Colin Milburn, who was far too fat for his own comfort, opened the England innings and became their short leg of choice, and there were plenty of men around who, like Mike Gatting, might have profitably lost a pound or three. All of them had highly successful international careers, relying on the fitness of a policeman on foot patrol to carry them through, rather than being dependent on gym-honed bodies.
They were all also polite, socially adept and courteous men, steeped in the tradition that says cricketers should be rounded, adults although not always as rounded as Shep.
He was a particularly nice guy as I have reason to know.
I met him early in my cricket life. I had just made a move across from snooker and was feeling rather out of it when I introduced myself to him one sunny evening at Lord’s.
“Yes, I know the name,” he said. “Keep writing the way you are and you will make friends in our game.”
I wondered at the time if Shep was being completely sincere but once I joined a posher, more cricket orientated paper, Shep was quick to pick up on the change.
“Well done, mate,” he shouted to me across nets at Trent Bridge. “On the ‘Telegraph’ I see. That’s more your style.”

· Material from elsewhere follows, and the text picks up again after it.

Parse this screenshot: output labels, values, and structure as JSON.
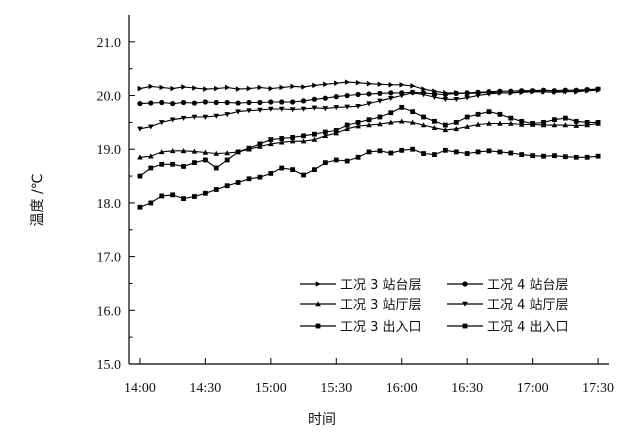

He liked my new life so much he rang to tell me of his attempt to resign and then we met at a dinner where I introduced him as the main speaker of the evening.
“Hey,” he greeted me. “What has happened to poor old Marcus Trescothick? You know what is going on. Is the lad all right?” Funnily enough I had driven to the dinner thinking Shep would tell me. I thought: “Shep comes from the West country. He’ll have an idea why Trescothick can’t tour any longer.”
We talked through the subject for an hour; and finished none the wiser.
Sadly it was the last time I saw him. And I guess that in an era when men deemed to be unfit cannot find a place in the game as a player or an umpire we won’t see his like again either.